Au même moment, la Royal Air Force avait des problèmes avec son projet d'IRBM, le Blue Streak, qui prenait du retard. Elle était de plus confrontée aux mêmes problèmes d'efficacité de leur arme de dissuasion, la flotte de V-bomber qui aurait pu être un cible facile pour des missiles sol-air. Le Skybolt était une solution qui pouvait éviter les gaspillages causés par les programmes de missiles Blue Streak et Blue Steel II.
le premier ministre Macmillan rencontra le président des États-Unis Eisenhower en mai 1960, accepta d'acheter 144 Skybolts pour la RAF, ce qui scella le destin des Blue Streak et Blue Steel II.
Plusieurs prototypes étaient prêts à être testés depuis les B-52 de l'USAF dès janvier 1961, et les essais de lancement du missiles commencèrent. Au Royaume-Uni, les essais se firent à partir d'avril 1962 à l'aide de maquettes installées sur des bombardiers Vulcan. Les tests furent loin d'être concluants, avec un échec différent pour chacune des cinq premières tentatives. Le premier vol réussi eut finalement lieu le 19 décembre 1962.
A cause de ces échecs, le programme Skybolt était sérieusement discrédité. D'autant plus que le SLBM Polaris de l'US Navy, qui avait des capacités à peu près équivalentes, venait d'entrer en service. L'US Air Force, de son côté, s'était engagée dans le développement du missile LGM-30 Minuteman, dont la précision effaçait un des avantages des bombardiers. Robert McNamara, en particulier, était opposé aux bombardiers et ne cessa de répéter que la combinaison de SLBM et d'ICBM les rendait inutiles. Il demandait donc l'arrêt du programme Skybolt, qu'il estimait comme une perte de temps.
Les Britanniques, par contre, avaient annulés tous leurs projets pour se concentrer sur le Skybolt. L'annonce de McNamara d'un arrêt possible du programme en Novembre 1962, déclencha une tempête de protestations à la Chambre des communes. La crise politique s'intensifia, et une réunion de crise eut lieu entre les États-Unis et la Grande Bretagne, laquelle donna lieu aux accords de Nassau.

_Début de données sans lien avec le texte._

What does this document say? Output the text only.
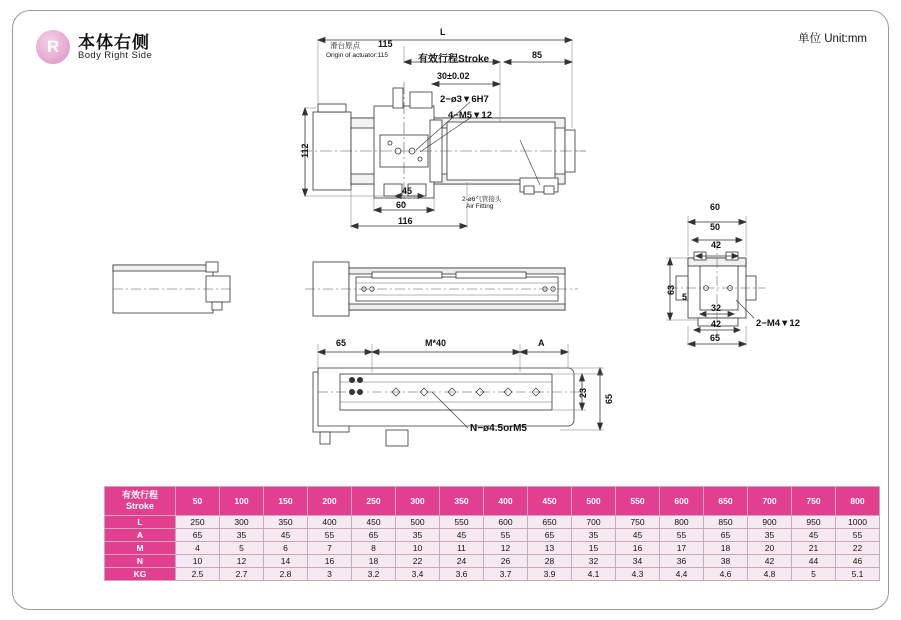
R 本体右侧
Body Right Side
单位 Unit:mm
L
滑台原点 115
Origin of actuator:115	有效行程Stroke	85
30±0.02
2−ø3▼6H7
4−M5▼12
112
45
60
116
2-ø6气管接头
Air Fitting	60
50
42
63
5
32
42
65
2−M4▼12
65	M*40	A
23
65
N−ø4.5orM5
有效行程
Stroke	50	100	150	200	250	300	350	400	450	500	550	600	650	700	750	800
L	250	300	350	400	450	500	550	600	650	700	750	800	850	900	950	1000
A	65	35	45	55	65	35	45	55	65	35	45	55	65	35	45	55
M	4	5	6	7	8	10	11	12	13	15	16	17	18	20	21	22
N	10	12	14	16	18	22	24	26	28	32	34	36	38	42	44	46
KG	2.5	2.7	2.8	3	3.2	3.4	3.6	3.7	3.9	4.1	4.3	4.4	4.6	4.8	5	5.1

L'accord consistait en la vente aux Royaume-Uni de SLBM Polaris, équipés de têtes nucléaires britanniques, ce lui permettait de conserver une force de dissuasion nucléaire (bien que cette force passât du contrôle de la RAF à la Royal Navy). Ce missile, bien meilleur pour le Royaume-Uni, fut estimé comme « la meilleure affaire du siècle ». La RAF conserva une capacité nucléaire tactique avec les WE.177 qui équipaient leurs V bombers, puis leurs Panavia Tornado.
Des tests continuèrent après l'arrêt du programme, avec les missiles restants. En juin 1963, les XGAM-87A furent renommés XGAM-48A.